Section 501.071 specifically provides that, “an action that can be taken at a meeting of a board of directors, including an action required by this subtitle to be taken at a meeting, may be taken without a meeting if each director signs a written consent providing the action to be taken.”
This caveat is a carry-over from Section 14(c) of the Development Corporation Act of 1979, prior to its codification in 2009 as the Development Corporation Act, which was untouched in the Legislature’s review in 2005 and exactly mirrors that language now found in Chapter 501.
If each director gives this written consent, it has the same effect as a unanimous vote. Documents required to be filed with the Secretary of State under the Development Corporation Act, including corporation documents and amendments to corporation documents, may even state as much.
But, everything isn’t always what it seems.
While Section 501.071 provides certain statutory authority, Section 501.072 directly contradicts Section 501.071 and states that, “a board of directors is subject to the open meetings law, Chapter 551, Government Code.”

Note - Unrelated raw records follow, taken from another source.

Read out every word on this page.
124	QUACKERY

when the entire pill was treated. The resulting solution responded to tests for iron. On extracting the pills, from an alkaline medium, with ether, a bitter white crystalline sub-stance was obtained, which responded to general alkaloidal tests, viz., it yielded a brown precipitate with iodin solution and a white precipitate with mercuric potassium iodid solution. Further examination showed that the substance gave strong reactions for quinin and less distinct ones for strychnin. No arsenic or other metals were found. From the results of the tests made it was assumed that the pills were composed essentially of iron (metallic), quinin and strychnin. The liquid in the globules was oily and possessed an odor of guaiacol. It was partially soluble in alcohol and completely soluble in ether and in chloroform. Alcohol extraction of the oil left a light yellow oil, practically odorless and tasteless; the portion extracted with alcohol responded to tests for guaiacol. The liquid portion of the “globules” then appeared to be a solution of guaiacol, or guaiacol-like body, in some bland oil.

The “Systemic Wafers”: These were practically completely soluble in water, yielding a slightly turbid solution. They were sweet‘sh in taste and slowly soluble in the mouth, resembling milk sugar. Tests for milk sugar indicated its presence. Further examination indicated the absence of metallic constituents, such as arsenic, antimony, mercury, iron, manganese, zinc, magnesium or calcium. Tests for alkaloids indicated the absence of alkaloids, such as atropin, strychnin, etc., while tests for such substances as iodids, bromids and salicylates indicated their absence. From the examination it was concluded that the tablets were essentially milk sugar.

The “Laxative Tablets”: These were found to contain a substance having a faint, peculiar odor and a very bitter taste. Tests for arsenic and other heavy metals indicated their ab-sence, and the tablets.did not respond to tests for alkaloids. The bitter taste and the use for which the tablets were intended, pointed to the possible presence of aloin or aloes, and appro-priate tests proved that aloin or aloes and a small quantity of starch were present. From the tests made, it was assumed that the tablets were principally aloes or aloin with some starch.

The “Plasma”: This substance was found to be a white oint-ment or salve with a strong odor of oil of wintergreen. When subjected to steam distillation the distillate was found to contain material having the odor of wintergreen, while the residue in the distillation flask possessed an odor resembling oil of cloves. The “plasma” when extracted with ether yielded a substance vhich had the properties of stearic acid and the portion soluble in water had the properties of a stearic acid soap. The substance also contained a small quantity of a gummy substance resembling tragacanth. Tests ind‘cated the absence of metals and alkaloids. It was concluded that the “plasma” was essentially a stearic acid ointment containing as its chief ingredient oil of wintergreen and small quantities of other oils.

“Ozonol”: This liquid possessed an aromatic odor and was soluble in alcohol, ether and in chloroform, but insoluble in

The Office of the Attorney General has interceded to provide guidance and clarification based on Texas common law. In Attorney General Option No. JM-120, published in 1983, the Attorney General – relying on case law out of the Dallas and Tyler areas – states that “an act which is later in point of time controls or superseded an earlier act, insofar as the two are inconsistent and irreconcilable and cannot both stand at the same time.” The opinion goes on to say that “if statues have conflicting provisions, the earlier statute will be held to be repealed only to the extent of the conflict and otherwise will be construed as remaining in effect.”
So, while Sections 501.071 and 501.072 both remain in Chapter 501 as it reads today, Section 501.072 is the statute that will be given effect over Section 501.071. Section 501.071 has been effectively repealed, but Chapter 501 has not been amended to remove the conflicting statute.
The Development Corporation Act wouldn’t reveal this to a reader. Instead, as is the case for most conflicts of this type, Texas Legislative History needed to be reviewed and historical amendments analyzed. When deciding between two conflicting statutory authorities, be sure to consult the records of the Texas Legislature as well as legal counsel.
Please do not rely on this article as legal advice. We can tell you what the law is, but until we know the facts of your given situation, we cannot provide legal guidance. This website is for informational purposes and not for the purposes of providing legal advice.